LA GAZZETTA DELLO SPORT – La Roma si trova ad affrontare giorni decisivi sul fronte del calciomercato e del fair play finanziario. Con la necessità di realizzare plusvalenze entro la scadenza del 30 giugno per evitare ulteriori sanzioni UEFA, il club giallorosso valuta con attenzione le manovre in uscita. In questo scenario si inserisce con forza l’interesse dei club arabi per Matias Soulé.
Nelle ultime ore, società della Saudi Pro League come Al-Ahli e Al-Ittihad, con rumors legati anche all’Al-Hilal, si sono fatte avanti concretamente. I club sauditi sono pronti a mettere sul piatto i 40 milioni di euro richiesti, una cifra che garantirebbe alla Roma una boccata d’ossigeno fondamentale per i conti societari. L’operazione genererebbe una plusvalenza netta importante, calcolata al netto del 10% sulla futura rivendita spettante alla Juventus, dato che il giocatore è attualmente a bilancio a 18 milioni.
Tuttavia, il vero nodo resta la volontà del calciatore. Soulé, pur attratto dalle cifre faraoniche dei petrodollari, preferisce al momento restare nel calcio europeo che conta. Se l’opzione araba non dovesse decollare per il no del ragazzo, le alternative nel vecchio continente non mancano. Lo Stoccarda, già interessato a Soulé la scorsa estate, sembra pronto a sferrare l’attacco decisivo in questi giorni, ma sul talento argentino mantengono i riflettori accesi anche il Borussia Dortmund e alcune importanti compagini di Premier League, tra cui l’Aston Villa. A alleggerire la pressione sui bilanci della Roma potrebbero comunque arrivare a breve anche i ricavi legati ai diritti TV internazionali tramite IMG, stimati intorno ai 17-18 milioni di euro.

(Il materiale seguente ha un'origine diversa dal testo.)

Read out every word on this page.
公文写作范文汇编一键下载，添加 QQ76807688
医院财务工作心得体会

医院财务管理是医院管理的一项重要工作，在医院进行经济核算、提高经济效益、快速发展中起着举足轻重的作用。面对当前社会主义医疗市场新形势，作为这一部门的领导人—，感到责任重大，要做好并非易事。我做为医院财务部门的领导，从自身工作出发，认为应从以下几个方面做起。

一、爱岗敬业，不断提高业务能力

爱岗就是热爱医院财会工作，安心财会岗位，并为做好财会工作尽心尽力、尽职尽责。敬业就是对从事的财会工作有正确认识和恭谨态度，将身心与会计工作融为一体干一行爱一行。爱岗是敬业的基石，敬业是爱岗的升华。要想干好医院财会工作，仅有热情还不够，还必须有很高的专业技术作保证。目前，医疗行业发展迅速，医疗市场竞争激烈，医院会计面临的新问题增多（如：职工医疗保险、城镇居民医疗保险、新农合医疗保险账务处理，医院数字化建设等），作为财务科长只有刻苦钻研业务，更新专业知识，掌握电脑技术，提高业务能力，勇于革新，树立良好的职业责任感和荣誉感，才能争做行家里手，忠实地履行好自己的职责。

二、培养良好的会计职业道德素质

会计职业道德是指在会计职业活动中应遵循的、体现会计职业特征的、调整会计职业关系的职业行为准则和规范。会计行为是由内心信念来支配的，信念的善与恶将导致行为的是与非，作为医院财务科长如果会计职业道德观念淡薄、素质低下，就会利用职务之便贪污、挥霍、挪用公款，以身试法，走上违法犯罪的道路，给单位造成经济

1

Parallelamente alla questione Soulé, la dirigenza giallorossa è al lavoro sul fronte Paulo Dybala. Recentemente ci sono stati nuovi contatti con l’agente della Joya, Carlos Novel, per discutere il prolungamento del contratto. Le parti sono sempre più vicine. La Roma offre una base fissa di circa 2,3 milioni di euro a cui aggiungere corposi bonus legati al rendimento e alle presenze, calcolati come un gettone da 50-60 mila euro per ogni match disputato per almeno 45 minuti. La richiesta iniziale del giocatore parte da una base fissa di 3 milioni di euro con tetti di presenza slegati dal minutaggio, ma la sensazione generale è che si vada progressivamente verso la tanto attesa fumata bianca.